Automatically associated channels: Kv10.1



Title: BMP4 and BMP7 induce the white-to-brown transition of primary human adipose stem cells.

Authors: Manuela Elsen, Silja Raschke, Norbert Tennagels, Uwe Schwahn, Tomas Jelenik, Michael Roden, Tania Romacho, Jürgen Eckel

Journal, date & volume: Am. J. Physiol., Cell Physiol., 2014 Mar 1 , 306, C431-40

PubMed link: http://www.ncbi.nlm.nih.gov/pubmed/24284793


Abstract
While white adipose tissue (AT) is an energy storage depot, brown AT is specialized in energy dissipation.
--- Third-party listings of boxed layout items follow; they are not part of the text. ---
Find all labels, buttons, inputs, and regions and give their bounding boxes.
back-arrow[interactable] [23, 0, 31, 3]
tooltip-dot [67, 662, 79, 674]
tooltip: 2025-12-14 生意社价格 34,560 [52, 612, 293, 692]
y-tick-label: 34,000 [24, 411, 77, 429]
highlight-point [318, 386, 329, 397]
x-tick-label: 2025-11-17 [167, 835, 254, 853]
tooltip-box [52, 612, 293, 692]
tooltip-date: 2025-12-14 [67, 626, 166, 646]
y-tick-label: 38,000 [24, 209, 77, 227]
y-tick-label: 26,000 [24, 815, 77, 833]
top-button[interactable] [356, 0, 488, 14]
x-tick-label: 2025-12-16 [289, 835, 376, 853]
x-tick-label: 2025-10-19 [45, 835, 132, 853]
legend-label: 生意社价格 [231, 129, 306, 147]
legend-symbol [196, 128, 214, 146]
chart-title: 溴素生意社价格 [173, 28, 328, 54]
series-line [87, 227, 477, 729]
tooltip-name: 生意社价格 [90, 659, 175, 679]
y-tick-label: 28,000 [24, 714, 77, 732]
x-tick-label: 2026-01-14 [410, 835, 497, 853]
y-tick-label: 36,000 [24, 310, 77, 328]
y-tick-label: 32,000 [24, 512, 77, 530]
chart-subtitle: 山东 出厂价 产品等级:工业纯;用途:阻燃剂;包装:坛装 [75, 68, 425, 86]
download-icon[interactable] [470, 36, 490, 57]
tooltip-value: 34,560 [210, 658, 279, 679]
Uncoupling protein 1 (UCP1)-expressing adipocytes with a different origin than classical brown adipocytes have been found in white AT. These "brite" (brown-in-white) adipocytes may represent a therapeutic target to counteract obesity. Bone morphogenetic proteins (BMPs) play a role in the regulation of adipogenesis. Based on studies with murine cells, BMP4 is assumed to induce stem cell commitment to the white adipocyte lineage, whereas BMP7 promotes brown adipogenesis. There is evidence for discrepancies between mouse and human AT. Therefore, we compared the effect of BMP4 and BMP7 on white-to-brown transition in primary human adipose stem cells (hASCs) from subcutaneous AT. Long-term exposure of hASCs to recombinant BMP4 or BMP7 during differentiation increased adipogenesis, as determined by lipid accumulation and peroxisome proliferator-activated receptor-γ (PPARγ) expression. Not only BMP7, but also BMP4, increased UCP1 expression in hASCs and decreased expression of the white-specific marker TCF21. The ability of hASCs to induce UCP1 in response to BMP4 and BMP7 markedly differed between donors and could be related to the expression of the brite marker CD137. However, mitochondrial content and oxygen consumption were not increased in hASCs challenged with BMP4 and BMP7. In conclusion, we showed for the first time that BMP4 has similar effects on white-to-brown transition as BMP7 in our human cell model. Thus the roles of BMP4 and BMP7 in adipogenesis cannot always be extrapolated from murine to human cell models.